December 8-9th: The Infamy Speech, P. B. S. Pinchback Becomes the First African-American Governor of Louisiana and Other Events of the Dates
A number of interesting events have taken place on December 8th and 9th in U.S. history. Here is our take on the most interesting and valuable of them.
December 8, 1941 – The Infamy Speech
As Militarist Japan attacked Pearl-Harbor back on December 7, 1941, the American government, despite all the inner controversies it had between different parties, had to react. And this reaction could only be a declaration of war on Japan. President Roosevelt addressed a Joint Session of the U.S. Congress with words that made history. The speech was also broadcast live by radio and attracted the largest audience in US radio history, with over 81 percent of American homes tuning in to hear the President.
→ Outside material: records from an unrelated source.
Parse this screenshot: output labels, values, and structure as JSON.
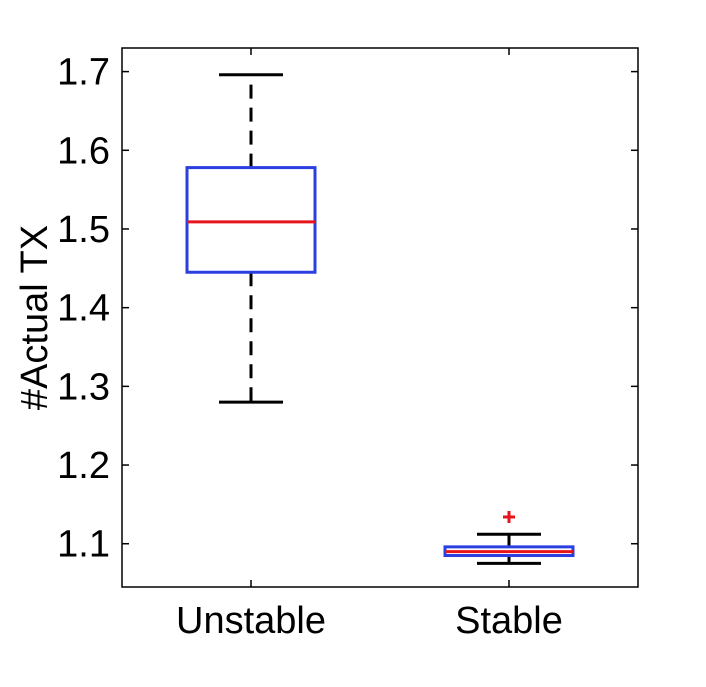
{
  "chart_data": {
    "type": "box",
    "title": "",
    "xlabel": "",
    "ylabel": "#Actual TX",
    "categories": [
      "Unstable",
      "Stable"
    ],
    "ylim": [
      1.045,
      1.73
    ],
    "yticks": [
      1.1,
      1.2,
      1.3,
      1.4,
      1.5,
      1.6,
      1.7
    ],
    "ytick_labels": [
      "1.1",
      "1.2",
      "1.3",
      "1.4",
      "1.5",
      "1.6",
      "1.7"
    ],
    "grid": false,
    "boxes": [
      {
        "category": "Unstable",
        "whisker_low": 1.28,
        "q1": 1.445,
        "median": 1.509,
        "q3": 1.578,
        "whisker_high": 1.696,
        "outliers": []
      },
      {
        "category": "Stable",
        "whisker_low": 1.075,
        "q1": 1.085,
        "median": 1.09,
        "q3": 1.096,
        "whisker_high": 1.112,
        "outliers": [
          1.134
        ]
      }
    ],
    "colors": {
      "box": "#2b3fe0",
      "median": "#e8141c",
      "whisker": "#000000",
      "outlier": "#e8141c",
      "axes": "#000000"
    }
  }
}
“Yesterday, December 7, 1941—a date which will live in infamy—the United States of America was suddenly and deliberately attacked by naval and air forces of the Empire of Japan.
The United States was at peace with that nation, and, at the solicitation of Japan, was still in conversation with its government and its emperor looking toward the maintenance of peace in the Pacific. Indeed, one hour after Japanese air squadrons had commenced bombing in the American island of Oahu, the Japanese ambassador to the United States and his colleague delivered to our secretary of state a formal reply to a recent American message. While this reply stated that it seemed useless to continue the existing diplomatic negotiations, it contained no threat or hint of war or armed attack…
Yesterday the Japanese government also launched as attack against Malaya. Last night Japanese forces attacked Hong Kong. Last night Japanese forces attacked Guam. Last night Japanese forces attacked the Philippine Islands. Last night Japanese forces attacked Wake Island. And this morning the Japanese attacked Midway Island…
As commander in chief of the Army and Navy I have directed that all measures be taken for our defense. But always will our whole nation remember the character of the onslaught against us…”
Just within an hour of the speech (in just 33 minutes!), the U.S. Congress passed a formal declaration of war against Japan and officially brought the U.S. into World War II. The only Representative who voted against the War was Republican Jeannette Rankin.
December 9, 1775 – American Revolutionary War: Southern Theater: Battle of Great Bridge
The battle was fought near Great Bridge, Virginia, and was one of the important clashes of the early period of the American Revolutionary War. The victory achieved by the colonial Virginia militia forces led to the departure of Royal Governor Lord Dunmore and any remaining vestiges of British power over the Colony of Virginia during the early days of the conflict.
Following increasing political and military tensions in early 1775, both Dunmore and colonial rebel leaders recruited troops and engaged in a struggle for available military supplies. The struggle eventually focused on Norfolk, where Dunmore had taken refuge aboard a Royal Navy vessel.
During the battle Dunmore's forces had fortified one side of a critical river crossing south of Norfolk at Great Bridge, while rebel forces had occupied the other side. In an attempt to break up the rebel gathering, Dunmore ordered an attack across the bridge, which was decisively repulsed. Colonel William Woodford, the Virginia militia commander at the battle, described it as "a second Bunker's Hill affair."
Up to 102 British soldiers were killed during this battle, while the Virginia Committee of Safety had just one soldier slightly injured to the thumb. What a humiliating loss it was for the Brits!
December 9, 1872 - P. B. S. Pinchback becomes the first African-American governor of Louisiana
Louisiana was one of the key states to go through the Reconstruction of the South Era after the end of the Civil War, the aim of which was to annihilate the remnants of the old era of slavery in the area making the newly freed slaves citizens with civil rights apparently guaranteed by three new Constitutional amendments. Despite these conditions the fact that P. B. S. Pinchback managed to become governor of Louisiana is, beyond any doubt, both unbelievable and remarkable.
Pinchback never was a slave, as he was born free in Macon, Georgia to a mulatto woman and a white planter. His father, William Pinchback, raised the younger Pinchback as his own son on his plantation in Mississippi. After the death of his father in 1848, Pinchback and his mother fled to the free state of Ohio. After the start of the American Civil War, Pinchback traveled to Union-occupied New Orleans and raised several companies for the 1st Louisiana Native Guard, becoming one of few African American commissioned officers in the Union Army.
In 1872, the legislature filed impeachment charges against the incumbent Republican governor, Henry Clay Warmoth, over disputes over certifying returns of the disputed gubernatorial election, in which both Democrat John McEnery and Republican William Kellogg claimed victory. And this was the moment Pinchback used to become governor of Louisiana. The Governor election held had been marked by violence and fraud, the situation throughout the state was quite difficult as well. State law required Warmoth to step aside until his impeachment case was tried. Pinchback took the oath as acting governor on December 9, 1872, and he served for about six weeks, until the end of Warmoth's term.